The people of Sweden are breaking up with cash. The number of banknotes and coins in circulation has fallen to its lowest level in three decades. Riksbank, Sweden’s central bank, estimates that cash transactions made up only 15 percent of all retail transactions last year, down from 40 percent in 2010, thanks in large part to massively popular mobile payment services.
The situation has left Sweden’s central bankers wondering: should the country introduce a purely digital form of government-backed money? And if so, should it use technology similar to that underlying Bitcoin?
Riksbank isn’t the only central bank taking a serious look at blockchain, the technology that makes Bitcoin and other cryptocurrencies run. These systems, also called distributed ledgers, rely on networks of computers, rather than a central authority like a bank, to verify and record transactions on a shared, virtually incorruptible database. Government bankers across the world believe this has the potential to replace cash and make other payment systems more efficient.
Central-bank-backed cryptocurrencies would be ironic indeed, given that Bitcoin was created as a way to circumvent the need for banks. Beyond that, the idea raises complicated questions about how such systems should be designed, built, and maintained, as well as how they could affect a country’s—or the entire planet’s—financial stability. That’s why Riksbank is hedging its bets, investigating not only distributed-ledger technology—which it describes as unproven but “progressing incredibly rapidly”—but also traditional, centralized accounting methods for its “e-krona” (pdf) project.
Some economists have argued (pdf) in recent years that a cryptocurrency tied to central-bank-backed money could give governments a way to issue digital tokens that are a lot like cash. Users of such a “FedCoin” would enjoy the level of anonymity that Bitcoin provides, goes the theory, while being protected against the volatility that has plagued cryptocurrencies. Many countries’ central banks are investigating this idea, but Sweden looks to be the furthest along.
But a cryptocurrency that’s available to all consumers “opens up a whole host of issues” and would pose new challenges for makers of monetary policy, says Rod Garratt, an economics professor at the University of California, Santa Barbara.
First, there’s the question of who, exactly, should verify the transactions and maintain the distributed ledger.

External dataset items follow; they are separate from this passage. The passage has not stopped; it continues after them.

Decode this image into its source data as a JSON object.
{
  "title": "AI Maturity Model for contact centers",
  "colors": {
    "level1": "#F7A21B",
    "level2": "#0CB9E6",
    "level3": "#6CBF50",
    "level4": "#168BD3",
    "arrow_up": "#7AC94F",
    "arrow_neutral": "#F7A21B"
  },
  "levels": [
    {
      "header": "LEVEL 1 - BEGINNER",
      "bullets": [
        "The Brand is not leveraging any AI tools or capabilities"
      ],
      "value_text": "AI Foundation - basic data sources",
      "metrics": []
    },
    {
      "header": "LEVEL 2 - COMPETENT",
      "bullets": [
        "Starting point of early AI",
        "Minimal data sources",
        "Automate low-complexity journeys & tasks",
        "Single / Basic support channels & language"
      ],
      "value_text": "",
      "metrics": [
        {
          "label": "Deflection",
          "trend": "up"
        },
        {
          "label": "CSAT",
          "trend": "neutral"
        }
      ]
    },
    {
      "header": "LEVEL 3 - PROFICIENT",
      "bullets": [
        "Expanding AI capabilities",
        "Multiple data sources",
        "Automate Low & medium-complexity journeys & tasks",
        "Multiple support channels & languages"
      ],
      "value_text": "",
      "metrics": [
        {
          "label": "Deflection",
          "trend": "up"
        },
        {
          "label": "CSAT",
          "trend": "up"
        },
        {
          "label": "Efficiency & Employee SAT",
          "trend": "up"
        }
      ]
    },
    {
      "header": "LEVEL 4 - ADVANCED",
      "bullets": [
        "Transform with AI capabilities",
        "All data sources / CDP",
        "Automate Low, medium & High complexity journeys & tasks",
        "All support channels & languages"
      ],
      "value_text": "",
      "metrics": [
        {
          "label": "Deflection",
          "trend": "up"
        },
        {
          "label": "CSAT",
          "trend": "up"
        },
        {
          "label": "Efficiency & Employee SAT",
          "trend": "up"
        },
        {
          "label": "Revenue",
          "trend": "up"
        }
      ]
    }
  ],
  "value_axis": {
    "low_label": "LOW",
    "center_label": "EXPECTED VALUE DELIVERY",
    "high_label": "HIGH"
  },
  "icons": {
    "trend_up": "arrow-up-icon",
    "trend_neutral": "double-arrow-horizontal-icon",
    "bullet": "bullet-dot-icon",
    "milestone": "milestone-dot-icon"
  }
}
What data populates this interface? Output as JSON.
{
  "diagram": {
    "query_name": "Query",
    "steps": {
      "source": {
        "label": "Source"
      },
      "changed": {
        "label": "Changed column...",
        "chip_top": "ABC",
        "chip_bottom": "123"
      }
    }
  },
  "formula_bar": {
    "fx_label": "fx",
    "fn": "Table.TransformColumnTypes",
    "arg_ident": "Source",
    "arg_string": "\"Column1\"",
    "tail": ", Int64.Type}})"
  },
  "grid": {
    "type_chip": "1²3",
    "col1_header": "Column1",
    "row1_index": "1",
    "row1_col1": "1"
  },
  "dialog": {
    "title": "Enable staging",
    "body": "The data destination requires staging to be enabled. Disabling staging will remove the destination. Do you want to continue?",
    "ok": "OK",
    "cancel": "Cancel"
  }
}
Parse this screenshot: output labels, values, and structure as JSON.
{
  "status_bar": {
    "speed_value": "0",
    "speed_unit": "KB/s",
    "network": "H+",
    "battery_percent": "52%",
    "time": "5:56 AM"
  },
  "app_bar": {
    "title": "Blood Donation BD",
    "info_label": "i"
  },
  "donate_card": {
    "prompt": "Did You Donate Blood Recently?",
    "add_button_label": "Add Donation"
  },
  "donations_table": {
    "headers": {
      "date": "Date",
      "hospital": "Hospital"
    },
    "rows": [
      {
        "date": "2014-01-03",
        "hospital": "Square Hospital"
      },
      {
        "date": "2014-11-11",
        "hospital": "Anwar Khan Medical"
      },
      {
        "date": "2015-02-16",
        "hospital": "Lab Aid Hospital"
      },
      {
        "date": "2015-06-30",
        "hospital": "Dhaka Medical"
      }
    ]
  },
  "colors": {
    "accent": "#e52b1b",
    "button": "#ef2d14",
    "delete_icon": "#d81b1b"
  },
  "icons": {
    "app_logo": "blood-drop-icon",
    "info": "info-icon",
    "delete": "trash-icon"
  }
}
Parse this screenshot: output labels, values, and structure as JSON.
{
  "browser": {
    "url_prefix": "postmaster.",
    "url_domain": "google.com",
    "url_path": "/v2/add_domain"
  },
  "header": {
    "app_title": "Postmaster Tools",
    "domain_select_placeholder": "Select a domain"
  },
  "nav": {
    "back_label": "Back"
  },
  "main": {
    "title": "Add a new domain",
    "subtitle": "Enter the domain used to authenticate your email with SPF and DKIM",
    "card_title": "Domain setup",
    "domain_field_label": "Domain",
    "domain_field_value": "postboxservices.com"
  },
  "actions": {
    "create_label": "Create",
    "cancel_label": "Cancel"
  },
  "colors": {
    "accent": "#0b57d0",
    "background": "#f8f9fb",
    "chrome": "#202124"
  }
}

Even if that’s solved, the new system would be, in a sense, too streamlined, making it easier for bank runs to occur in a moment of crisis or panic. In most current financial systems, large-scale withdrawals of funds are naturally slowed by the time it takes for a central bank to produce the paper money people are demanding. But if the currency is purely digital, no such brakes exist—a panicked citizenry could empty their accounts almost instantly, leaving an entire country’s banking system all but penniless.
A new journal article (pdf) published by the Bank of International Settlements, a kind of central bank for central banks, suggests a more straightforward approach than trying to use cryptocurrency to replace cash. In the article, Garratt and Morten Bech, a researcher at the BIS, draw an important distinction between a “retail” cryptocurrency like FedCoin and a “wholesale” one that would only be used by banks.
One important role central banks play in the global financial system is to facilitate large payments between commercial banks. Commercial banks make deposits at central banks, and when they need to send a large payment to another bank, as they might during the sale of a company or house, they can rely on a central-bank-operated payment system. The central bank handles the “clearing,” or the updating of each party’s account to reflect the new transaction, and the “settlement,” or the literal transfer of the money.
Many central banks’ wholesale payment systems are facing a problem: they’re based on obsolete programming languages and outdated database designs, and governments are looking for ways to modernize them. The central banks of Canada and Singapore both recently demonstrated prototype distributed-ledger-based wholesale payment systems that handle clearing and settling simultaneously, via a cryptocurrency token. China is also performing similar tests (see “China’s Central Bank Has Begun Cautiously Testing a Digital Currency”).
Since such a system would be restricted to banks, it would not have the same impact on monetary policy as a consumer-facing one, says Garratt: “You are just replacing the current back-office financial-market infrastructure.” Despite proofs of concept, however, the technology is still immature, and the current round of modernization efforts is unlikely to end up using distributed ledgers.
Even if this application were ready for prime time, it wouldn’t solve the issue that Sweden is facing. One obvious drawback to the country’s dwindling cash usage is that an increasing reliance on mobile payment systems risks marginalizing people who don’t use them or can’t access them. Those systems are also run by private companies, which means that commercial forces, rather than government policies, could end up determining how effectively the financial system serves people and the economy.
Ultimately, whether Sweden and other governments decide to take the cryptocurrency plunge could hinge on whether people actually want it, says Garratt: “Will the public demand a digital medium of exchange with properties similar to cash? In places where it does, maybe there will be pressure for governments to provide it, and in places where it doesn’t, there won’t be.” Either way, it’s going to take a while to arrive.